Adapted from Kumar’s recipe
Poké is an Hawaiian dish of seasoned raw fish. By itself it is not a full meal —as I thought about it—I decided to turn mine into a Japanese-Hawaiian fusion as a poké chirashi sushi—scatter sushi. Chirashi sushi is sushi rice with various ingredients scattered over it.
Note: While this recipe was the genesis of my final recipe, I got a bit carried away, for the master poké chirashi sushi recipe, I took small serving of each of the pickles I had made and “scattered” them around my fish and rice—not counting the additional store bought tidbits. It has taken time to write up what turned out to be seven separate new recipes that all ended up on one plate.
I have hesitated to make poké as a main dish, because of the expense of buying enough sushi grade ahi from the local Japanese markets for a good sized serving for each of five people. Another difficulty was finding the right seaweed for Hawaiian poké—ogo, a kind of limu. I found both at my friendly local Hawaiian market—Kumar’s Island Market.
Kumar explained to me that the reason that Japanese sushi grade ahi was so expensive is that it is chilled, but never frozen—which greatly increases the expense of shipping. Kumar’s Island Market carries sushi grade ahi that has been flash frozen on the ship that harvested the tuna. If you have ever seen a video of a Japanese fish market flash freezing tuna for sushi is common practice. Kumar sells his ahi for about $10 a pound. While you have to take care in defrosting the fish, if thawed properly, it is indistinguishable from the pricy ahi at the Japanese markets.
While Kumar no longer sell ogo seaweed on its own, he does carry Noh brand Hawaiian Poke Mix. This small package is a mix of Hawaiian salt, ogo, crushed chilies designed to season one pound of tuna. While this package has a basic recipe, Kumar shared his own recipe with me—he said that the important thing was to use twice as much sesame oil as soy sauce. For one pound of tuna, he uses one package of poke mix, four tablespoons of sesame oil, two tablespoons of soy sauce, one teaspoon of brown sugar, and an additional two packets of the crushed red peppers that you get with your pizza. I did not completely follow Kumar’s recipe, because of my family’s food restrictions—too much oil—but I did follow his rule of 2 oils to one soy sauce.
Note: While the basic poké recipe is limu, sesame oil, soy sauce, Hawaiian salt and dried chilies, many people add additional ingredients to suit their own tastes including: avocado, furikake (mixture of dried fish, sesame seeds, chopped seaweed), green onions, inamona (roasted crushed candlenut), Japanese mayonnaise, masago (capelin fish roe), Maui onions, wasabi (Japanese horseradish).
2 packages Hawaiian Poke Mix
1. Remove the ogo from the spice mix package and place it in a bowl.
2. Cover the seaweed with warm water and let it soak for 5 minutes.
3. Drain the seaweed well and chop it lightly and place it in a mixing bowl.
Tip: The strands of ogo are fairly long. You want to cut them into smaller threads and break up any clumps, so that they will mix evenly throughout the poké.

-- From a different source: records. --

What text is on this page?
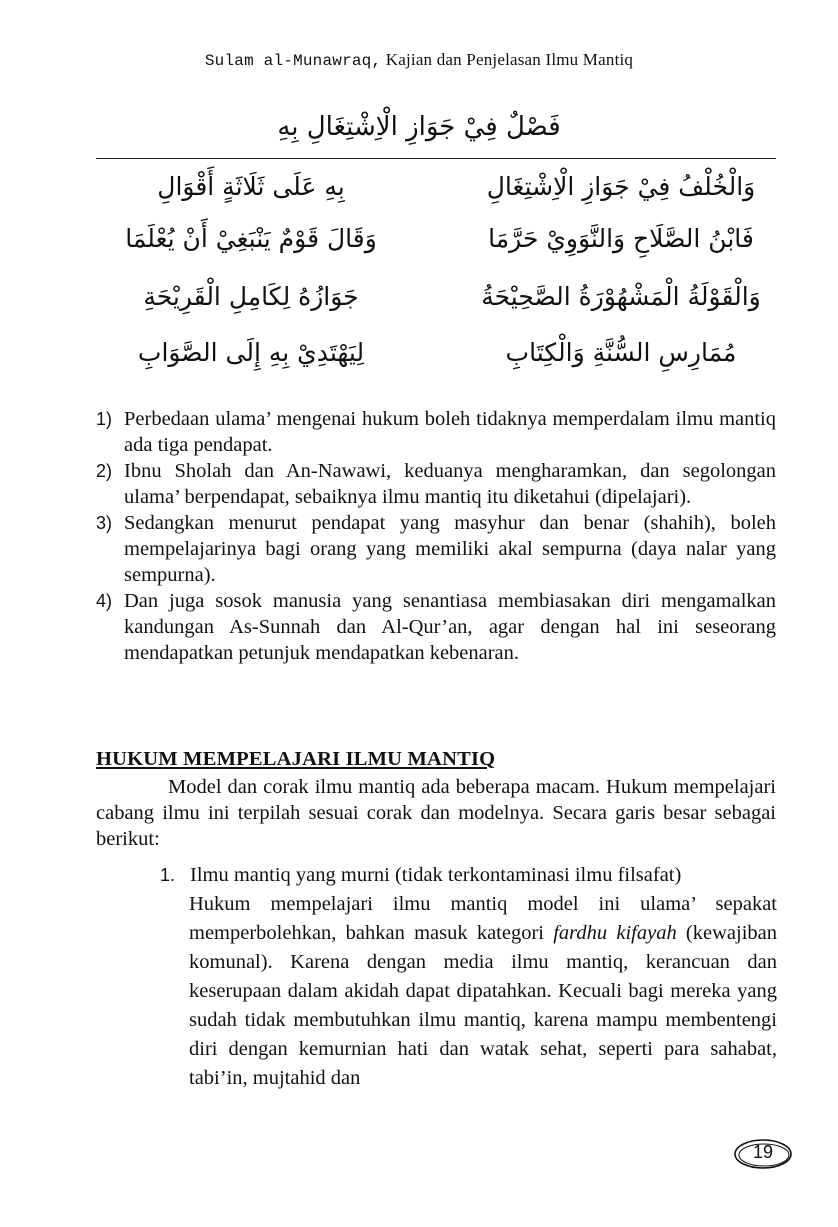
Sulam al-Munawraq, Kajian dan Penjelasan Ilmu Mantiq
فَصْلٌ فِيْ جَوَازِ الْاِشْتِغَالِ بِهِ
وَالْخُلْفُ فِيْ جَوَازِ الْاِشْتِغَالِ
بِهِ عَلَى ثَلَاثَةٍ أَقْوَالِ
فَابْنُ الصَّلَاحِ وَالنَّوَوِيْ حَرَّمَا
وَقَالَ قَوْمٌ يَنْبَغِيْ أَنْ يُعْلَمَا
وَالْقَوْلَةُ الْمَشْهُوْرَةُ الصَّحِيْحَةُ
جَوَازُهُ لِكَامِلِ الْقَرِيْحَةِ
مُمَارِسِ السُّنَّةِ وَالْكِتَابِ
لِيَهْتَدِيْ بِهِ إِلَى الصَّوَابِ
1) Perbedaan ulama’ mengenai hukum boleh tidaknya memperdalam ilmu mantiq ada tiga pendapat.
2) Ibnu Sholah dan An-Nawawi, keduanya mengharamkan, dan segolongan ulama’ berpendapat, sebaiknya ilmu mantiq itu diketahui (dipelajari).
3) Sedangkan menurut pendapat yang masyhur dan benar (shahih), boleh mempelajarinya bagi orang yang memiliki akal sempurna (daya nalar yang sempurna).
4) Dan juga sosok manusia yang senantiasa membiasakan diri mengamalkan kandungan As-Sunnah dan Al-Qur’an, agar dengan hal ini seseorang mendapatkan petunjuk mendapatkan kebenaran.
HUKUM MEMPELAJARI ILMU MANTIQ

Model dan corak ilmu mantiq ada beberapa macam. Hukum mempelajari cabang ilmu ini terpilah sesuai corak dan modelnya. Secara garis besar sebagai berikut:

1. Ilmu mantiq yang murni (tidak terkontaminasi ilmu filsafat)

Hukum mempelajari ilmu mantiq model ini ulama’ sepakat memperbolehkan, bahkan masuk kategori fardhu kifayah (kewajiban komunal). Karena dengan media ilmu mantiq, kerancuan dan keserupaan dalam akidah dapat dipatahkan. Kecuali bagi mereka yang sudah tidak membutuhkan ilmu mantiq, karena mampu membentengi diri dengan kemurnian hati dan watak sehat, seperti para sahabat, tabi’in, mujtahid dan

19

4. Cut the ahi into a ½-¾ inch dice and add it to the bowl.
Note: My ahi was flash frozen and came in 3-4 oz. vacuum sealed packages. The instructions were to remove the fish from the plastic before thawing. Two days before I made my poké, I removed the fish from their pouches and placed them in a large glass bowl—lightly covered in plastic wrap that did not touch any of the fish. After 48 hours the tuna was completely thawed and ready to eat.
5. Drizzle or sprinkle the rest of the ingredients over the tuna and gently mix well.
Tip: Be careful not to mash the bits of ahi, while you are mixing in the rest of the ingredients.
6. Let the poké meld for 10 -15 minutes and then serve at room temperature or slightly chilled.